Tianjin No. 1 High School

So I have never seen anything like it…we normally have Mondays off but for the first day of school we were asked whether we would like to attend the flag raising ceremony at 8am on Monday morning. “Cool” we said…why not. We walk out of our building through the school and what do we see…groups of students in military formation lightly jogging to a chorus of “left, right, left”. Turns out they were all making their way to the sports field to form an even bigger military style formation. Once all 3000 students were assembled nicely, someone shouted a few things over the loud speaker in a deafening cry, shortly followed by the raising of the flag and the national anthem. It was definitely a sight to see! (We have often joked with other ELAs about coming back to the school slightly under the influence and 'borrowing' the flag…but I am in no doubt that they would most definitely hunt you down!) So yes it was very interesting and so unlike anything you would expect at home but unfortunately we will probably not experience this again as we are fast asleep on Monday mornings!

Our living quarters

Our school is not pretty. It’s grey, a bit dull and the sunflowers (the school flower) that grow in the middle of the school are all dying, but I like it! It’s not beautiful but it’s in an awesome location, has everything you need (including a swimming pool..perfect for me!), and it takes us two minutes to get from our rooms to work! The students’ uniforms are quite nice too if you like lilac - more of a tracksuit than a traditional school uniform as one would expect at home. Our mentor is going to get hold of a couple for us to look cool (Chinese style) when we get home!

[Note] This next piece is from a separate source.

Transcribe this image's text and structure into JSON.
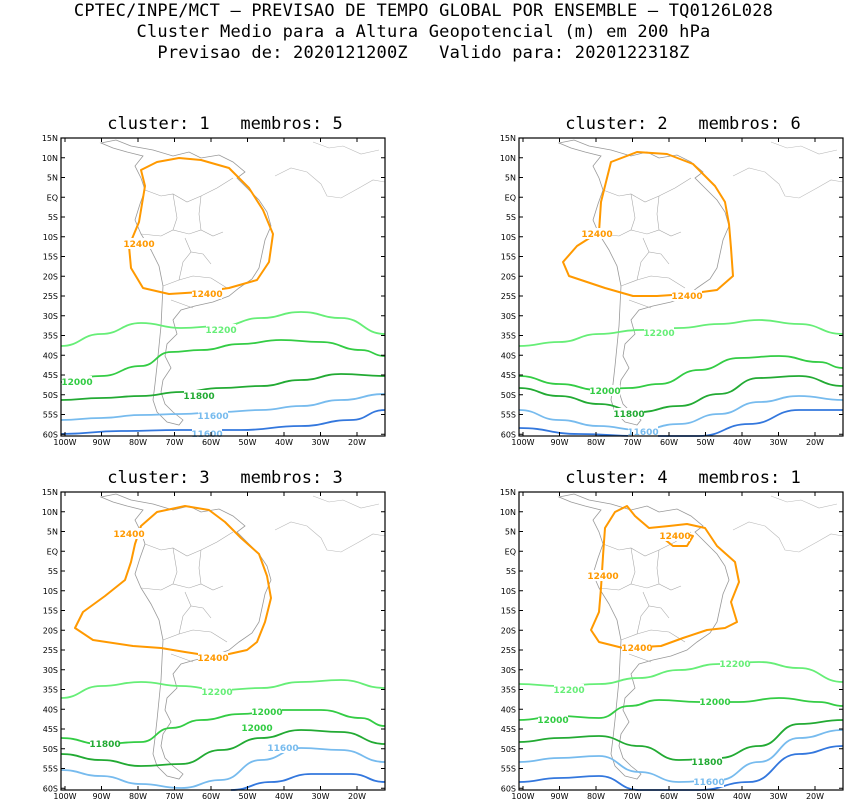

There are some very cute little streets around our school and the best place to buy flowers in the whole city is just down the road. I often see beautiful bouquets being prepared and people walking around with lovely flower arrangements bigger than themselves. Naturally they are extremely busy on Teachers Day and Valentine’s Day! There is also a little street that sells animals such as tiny kittens, guinea pig looking animals, fish and turtles. I nearly bought a puppy along this street…he was blonde and so small, the cutest thing I have ever seen! A lot of people seem to have pet dogs in China but they are all so tiny! Jake says they are not proper dogs. He seems to think that they all have rabies and he wants to kick them all but they are real dogs, they don’t have rabies and most of them are adorable. Just the other day I saw a tiny white poodle, complete with red slippers, strut past followed by a wonderful display by a Chihuahua attempting to climb up an escalator that had just decided to stop working (I still don’t know whether he made it or not).